The University of Texas at Dallas (UT Dallas), established in 1969, is a top public university located in one of the nation’s fastest-growing metropolitan regions. With over 31,000 students across seven schools, UT Dallas is recognized for its educational excellence, innovative programs, distinguished faculty, and research that makes a meaningful impact. NEC Labs America partners with the University of Texas at Dallas to study graph-based AI, anomaly detection, and robust sensor data integration for cyber-physical systems. Please read about our latest news and collaborative publications with the University of Texas at Dallas.

Posts

APTrace: A Responsive System for Agile Enterprise Level Causality Analysis

While backtracking analysis has been successful in assisting the investigation of complex security attacks, it faces a critical dependency explosion problem. To address this problem, security analysts currently need to tune backtracking analysis manually with different case-specific heuristics. However, existing systems fail to fulfill two important system requirements to achieve effective backtracking analysis. First, there need flexible abstractions to express various types of heuristics. Second, the system needs to be responsive in providing updates so that the progress of backtracking analysis can be frequently inspected, which typically involves multiple rounds of manual tuning. In this paper, we propose a novel system, APTrace, to meet both of the above requirements. As we demonstrate in the evaluation, security analysts can effectively express heuristics to reduce more than 99.5% of irrelevant events in the backtracking analysis of real-world attack cases. To improve the responsiveness of backtracking analysis, we present a novel execution-window partitioning algorithm that significantly reduces the waiting time between two consecutive updates (especially, 57 times reduction for the top 1% waiting time).

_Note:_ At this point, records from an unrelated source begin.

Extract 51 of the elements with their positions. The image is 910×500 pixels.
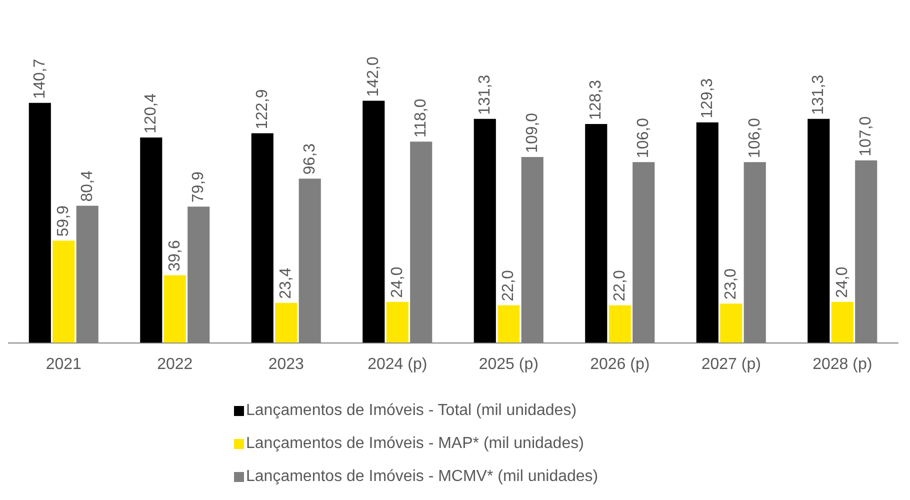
bar	[251, 133, 274, 343]
bar	[808, 118, 830, 343]
bar	[28, 102, 51, 343]
x-tick-label: 2022	[157, 356, 193, 373]
data-label: 22,0	[500, 270, 518, 302]
data-label: 131,3	[476, 74, 494, 115]
bar	[164, 275, 186, 343]
data-label: 129,3	[698, 78, 716, 118]
data-label: 109,0	[524, 112, 541, 153]
legend-label: Lançamentos de Imóveis - Total (mil unidades)	[246, 402, 577, 420]
data-label: 107,0	[858, 116, 875, 156]
data-label: 24,0	[834, 266, 851, 298]
data-label: 96,3	[301, 143, 318, 175]
data-label: 142,0	[365, 56, 382, 97]
x-tick-label: 2021	[46, 356, 82, 373]
bar	[386, 302, 408, 343]
bar	[140, 138, 162, 343]
bar	[831, 302, 854, 343]
data-label: 122,9	[254, 89, 271, 130]
data-label: 128,3	[588, 80, 605, 120]
data-label: 79,9	[190, 171, 208, 203]
bar	[608, 305, 631, 343]
bar	[720, 304, 742, 343]
data-label: 24,0	[388, 266, 406, 298]
x-tick-label: 2023	[268, 356, 304, 373]
bar	[498, 305, 520, 343]
bar	[474, 118, 496, 343]
x-tick-label: 2027 (p)	[701, 356, 761, 373]
data-label: 59,9	[55, 205, 72, 237]
bar	[52, 240, 75, 343]
data-label: 106,0	[746, 118, 764, 158]
data-label: 131,3	[810, 74, 828, 115]
legend-label: Lançamentos de Imóveis - MAP* (mil unidades)	[246, 434, 584, 452]
bar	[275, 302, 298, 343]
data-label: 80,4	[78, 170, 96, 202]
data-label: 23,4	[278, 268, 295, 299]
data-label: 23,0	[722, 268, 740, 300]
data-label: 140,7	[31, 58, 48, 99]
x-tick-label: 2024 (p)	[368, 356, 428, 373]
x-tick-label: 2026 (p)	[590, 356, 650, 373]
bar	[362, 100, 385, 343]
x-tick-label: 2025 (p)	[478, 356, 538, 373]
legend-label: Lançamentos de Imóveis - MCMV* (mil unidades)	[246, 468, 598, 486]
data-label: 22,0	[611, 270, 628, 302]
x-tick-label: 2028 (p)	[812, 356, 872, 373]
bar	[696, 122, 718, 343]
data-label: 120,4	[142, 93, 160, 134]
bar	[585, 124, 608, 343]
data-label: 118,0	[412, 98, 430, 138]
data-label: 106,0	[635, 118, 652, 158]
data-label: 39,6	[166, 240, 184, 272]
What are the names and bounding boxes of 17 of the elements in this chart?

You Are What You Do: Hunting Stealthy Malware via Data Provenance Analysis

To subvert recent advances in perimeter and host security, the attacker community has developed and employed various attack vectors to make malware much more stealthy than before to penetrate the target system and prolong its presence. The advanced malware, or stealthy malware, impersonates or abuses benign applications and legitimate system tools to minimize its footprints in the target system. One example of such stealthy malware is fileless malware, which resides its malicious logic mostly in the memory of well-trusted processes. It is difficult for traditional detection tools, such as malware scanners, to detect it, as the malware normally does not expose its malicious payload in a file and hides its malicious behaviors among the benign behaviors of the processes.In this paper, we present PROVDETECTOR, a provenance-based approach for detecting stealthy malware. The intuition behind PROVDETECTOR is that although a stealthy malware may impersonate or abuse a benign process, it still exposes its malicious behaviors in the OS (operating system) level provenance. Based on this intuition, PROVDETECTOR first employs a novel selection algorithm to identify possibly malicious parts in the OS level provenance data of a process. Then, it applies a neural embedding and machine learning pipeline to automatically detect any behavior that deviates significantly from normal behaviors. We evaluate our approach on a large provenance dataset from an enterprise network and demonstrate that it achieves very high detection performance (an average F1 score of 0.974) of stealthy malware. Further, we conduct thorough interpretability studies to understand the internals of the learned machine learning models.

LogLens: A Real-time Log Analysis System

Administrators of most user-facing systems depend on periodic log data to get an idea of the health and status of production applications. Logs report information, which is crucial to diagnose the root cause of complex problems. In this paper, we present a real-time log analysis system called LogLens that automates the process of anomaly detection from logs with no (or minimal) target system knowledge and user specification. In LogLens, we employ unsupervised machine learning based techniques to discover patterns in application logs, and then leverage these patterns along with the real-time log parsing for designing advanced log analytics applications. Compared to the existing systems which are primarily limited to log indexing and search capabilities, LogLens presents an extensible system for supporting both stateless and stateful log analysis applications. Currently, LogLens is running at the core of a commercial log analysis solution handling millions of logs generated from the large-scale industrial environments and reported up to 12096x man-hours reduction in troubleshooting operational problems compared to the manual approach.